Part 2 of The secret life of Chloe Beale.


I just like this kind of love sick over Beca slash womaniser slash bad girl version of Chloe. If you don't then stop reading.


Chloe POV

I know Aubrey's awake but I don't to have that horrible what does this mean talk with her. The talk sucks. I hate the talk. Why can't it just be sex. A one time sex thing? No? That's not okay? Maybe a two time sex thing? Okay however many times it happens, lets face it, it's always a lot. I'm good at sex, sex with men and sex with women, I'm not being up myself I saw I'm just that good ask anyone I've been with. You know what I'm refuse to have the talk with my best friend, God damn it Beale, how did you let this happen? She's you friend, you don't fuck the church ones they are trouble.

She has to get up for her gym workout soon, I know she does because this perfect little window is when I would normally do my walk of fame, yes that's what I'm calling it. I can wait it out. 10 minutes pass by and just as I thought, she gets up and puts on her gym clothes quietly while watching me 'sleep'. She leans down and kisses my forehead. Shit. I am so screwed she's got feelings, come on Aubrey after one night! I hear the door close and immediately sit up and run my fingers thought my hair. I groan out loud and add her to the list of things to deal with today, along with Jesse, I need to get my Tuesday night fuck back. That sounds bad, Aubrey was aright but she isn't close enough to Beca for me.

I get up and find my clothes everywhere, Aubrey's doing I have a technique to avoid that. Newbies make me want to roll my eyes.
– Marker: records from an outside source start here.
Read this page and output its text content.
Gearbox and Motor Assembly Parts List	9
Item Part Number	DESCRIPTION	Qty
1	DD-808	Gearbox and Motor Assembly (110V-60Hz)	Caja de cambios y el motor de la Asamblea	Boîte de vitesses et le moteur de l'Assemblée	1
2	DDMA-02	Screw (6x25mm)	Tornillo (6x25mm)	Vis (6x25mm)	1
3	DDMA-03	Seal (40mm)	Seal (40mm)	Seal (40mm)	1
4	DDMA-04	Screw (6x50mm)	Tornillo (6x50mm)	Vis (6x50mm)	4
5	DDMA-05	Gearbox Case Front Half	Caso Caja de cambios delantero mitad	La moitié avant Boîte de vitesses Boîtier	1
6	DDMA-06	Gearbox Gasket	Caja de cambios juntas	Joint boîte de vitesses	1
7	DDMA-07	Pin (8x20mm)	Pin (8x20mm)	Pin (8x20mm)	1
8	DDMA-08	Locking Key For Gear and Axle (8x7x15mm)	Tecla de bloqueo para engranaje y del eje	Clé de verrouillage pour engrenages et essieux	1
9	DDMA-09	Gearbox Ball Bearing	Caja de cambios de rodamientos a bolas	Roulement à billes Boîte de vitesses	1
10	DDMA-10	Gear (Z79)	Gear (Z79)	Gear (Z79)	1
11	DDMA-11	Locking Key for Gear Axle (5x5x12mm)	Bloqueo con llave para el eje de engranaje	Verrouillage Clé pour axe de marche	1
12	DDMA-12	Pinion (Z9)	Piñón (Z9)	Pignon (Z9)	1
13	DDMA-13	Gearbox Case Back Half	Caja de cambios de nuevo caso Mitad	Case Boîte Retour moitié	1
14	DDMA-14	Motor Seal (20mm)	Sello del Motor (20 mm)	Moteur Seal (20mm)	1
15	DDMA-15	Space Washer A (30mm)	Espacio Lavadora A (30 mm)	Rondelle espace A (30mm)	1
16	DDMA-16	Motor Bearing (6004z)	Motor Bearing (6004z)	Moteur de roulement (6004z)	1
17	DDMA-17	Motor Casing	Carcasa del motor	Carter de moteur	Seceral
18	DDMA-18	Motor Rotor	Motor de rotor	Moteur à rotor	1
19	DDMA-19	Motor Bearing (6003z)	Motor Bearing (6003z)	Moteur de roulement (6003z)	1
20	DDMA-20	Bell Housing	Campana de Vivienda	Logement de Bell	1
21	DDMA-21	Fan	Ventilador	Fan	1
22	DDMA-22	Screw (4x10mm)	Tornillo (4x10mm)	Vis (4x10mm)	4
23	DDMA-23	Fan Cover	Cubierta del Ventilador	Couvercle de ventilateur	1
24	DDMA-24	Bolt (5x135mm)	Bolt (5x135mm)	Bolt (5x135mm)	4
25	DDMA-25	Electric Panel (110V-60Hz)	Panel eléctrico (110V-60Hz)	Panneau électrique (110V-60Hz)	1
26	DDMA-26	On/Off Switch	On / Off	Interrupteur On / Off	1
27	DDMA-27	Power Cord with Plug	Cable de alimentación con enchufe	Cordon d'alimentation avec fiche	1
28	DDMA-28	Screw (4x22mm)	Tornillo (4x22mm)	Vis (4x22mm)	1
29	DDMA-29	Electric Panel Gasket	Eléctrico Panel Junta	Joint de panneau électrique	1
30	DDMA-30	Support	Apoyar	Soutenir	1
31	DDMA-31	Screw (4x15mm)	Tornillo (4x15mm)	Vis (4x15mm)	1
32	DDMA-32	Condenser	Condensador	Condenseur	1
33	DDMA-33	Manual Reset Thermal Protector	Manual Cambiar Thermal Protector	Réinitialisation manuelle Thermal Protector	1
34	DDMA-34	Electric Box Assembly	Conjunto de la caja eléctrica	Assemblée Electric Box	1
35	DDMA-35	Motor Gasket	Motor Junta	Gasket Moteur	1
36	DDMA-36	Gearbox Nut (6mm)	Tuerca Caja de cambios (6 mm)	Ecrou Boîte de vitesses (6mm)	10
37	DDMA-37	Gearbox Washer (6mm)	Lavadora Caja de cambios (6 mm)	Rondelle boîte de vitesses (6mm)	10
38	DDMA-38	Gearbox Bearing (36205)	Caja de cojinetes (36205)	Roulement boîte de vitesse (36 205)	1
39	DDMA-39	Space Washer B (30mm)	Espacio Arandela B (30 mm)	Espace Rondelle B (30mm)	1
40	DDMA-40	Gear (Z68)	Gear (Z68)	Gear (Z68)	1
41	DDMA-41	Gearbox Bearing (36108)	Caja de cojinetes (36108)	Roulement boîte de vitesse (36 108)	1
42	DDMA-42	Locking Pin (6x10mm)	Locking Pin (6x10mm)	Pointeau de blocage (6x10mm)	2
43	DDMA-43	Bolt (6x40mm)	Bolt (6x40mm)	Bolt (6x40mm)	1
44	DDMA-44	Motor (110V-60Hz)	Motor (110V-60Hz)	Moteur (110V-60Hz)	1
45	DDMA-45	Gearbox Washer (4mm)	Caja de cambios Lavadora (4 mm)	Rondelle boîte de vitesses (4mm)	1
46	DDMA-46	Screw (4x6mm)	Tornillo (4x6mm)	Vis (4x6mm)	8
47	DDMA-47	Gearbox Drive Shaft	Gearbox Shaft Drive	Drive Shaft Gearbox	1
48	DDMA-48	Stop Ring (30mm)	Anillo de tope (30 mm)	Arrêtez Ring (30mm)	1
I pack them up and clean the room a little so it doesn't look like anything happened. Wishful thinking that if Aubrey comes back and thinks it was all a dream, I wish it was a dream I wouldn't have to clean it up if it was.

I get dressed for the day ahead, looking over myself in the mirror I look hot as always but I really should wash my hair tonight. I do my make up, I'll probably see Beca at some point today and Jesse he'll probably think its for him. Ha that idiot.

I see Beca much earlier than expected she actually comes and finds me. Apparently she needs my help with something, I can only hope its what I'm thinking.

It's not. Well, it still could but but I'm happy with any time with her even if its in an empty gym sitting on the stairs.

"What do you think about Jesse?" Were the first words that came out of her beautiful mouth that I actually heard, I was imagining all the things they could do for the first 5 minutes.

"What do you mean?" I reply her eyes look anyway but my eyes, come on Beca you know that's where you want to look.

"Do you think he's different lately? I think he's sleeping with someone and he won't tell me who. Like I care about that goof ball what if she's a psychopath or something?" She looks up at me, I melt a little.

"I don't really know him that well -but better than you-, he could be sleeping with someone else but I doubt she's a psychopath -or maybe I am?- she hugs me.

She's so cute when she's all open and vulnerable, Beca your killing me here. These are the moments when I'm glad girls can't have boners.

I 'shh' her and rub her back until she sits up again suddenly.

"Come to my room for dinner tonight? I need a girls night away from him." Beca asked beginning to walk away but turning to see my answer.

"Of course!" I reply with a smile still sitting on these horrible stairs why do we even have them?

Beca smiles and yells out "Bye Chloe" running to her next class. If only she knew I would do anything to get her. If only she knew I'm the one that she thinks is a psychopath which I still think I could be, that's sleeping with her happily ever after. Sometimes I feel like the evil queen being happy about them being apart but don't I deserve a happy ending too? It's not like her prince is being tortured into sleeping with me. Wait, if Jesse is the prince then who's Aubrey? Another Princess? I don't know. Disney is getting into my head I need to eat something or maybe sleep with someone, I'll decide when I get to the canteen.